Swain was a Presbyterian. In 1981, she was awarded an honorary Master of Arts degree from the University of Edinburgh, and was appointed the MBE for "her work on embroidery" in 1989. Swain married the bacteriologist and physician R. H. A. Swain on 27 November 1932 and he predeceased her in 1981. They had three children, two sons and a daughter, one of whom is Fiona Woolf.

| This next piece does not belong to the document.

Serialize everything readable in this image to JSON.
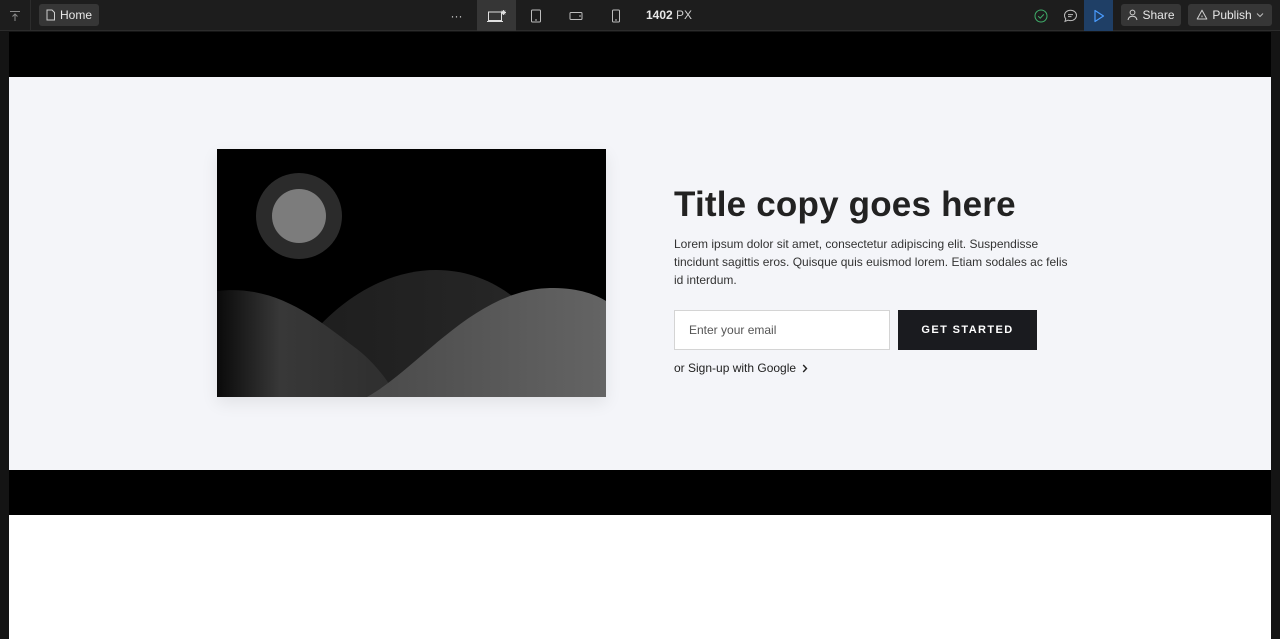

She died in Edinburgh on 27 June 2002.

==Personality and legacy==
According to Naomi Tarrant in obituaries for The Scotsman and Costume, Swain was "an immensely warm and helpful person, always interested in the ploys of younger people". The Scottish National Portrait Gallery said she was the first to notice that Scotland was "unusual in the number of private houses which still contained historic textiles." In 1999, artist Elizabeth Blackadder drew a pencil portrait of Swain and presented it to the former's family a year later. The portrait was donated by the Swain family to the Scottish National Portrait Gallery in celebration of their mother's 90th birthday in 2001. National Museums Scotland holds a collection related to Swain. They include her personal papers and objects related to her career.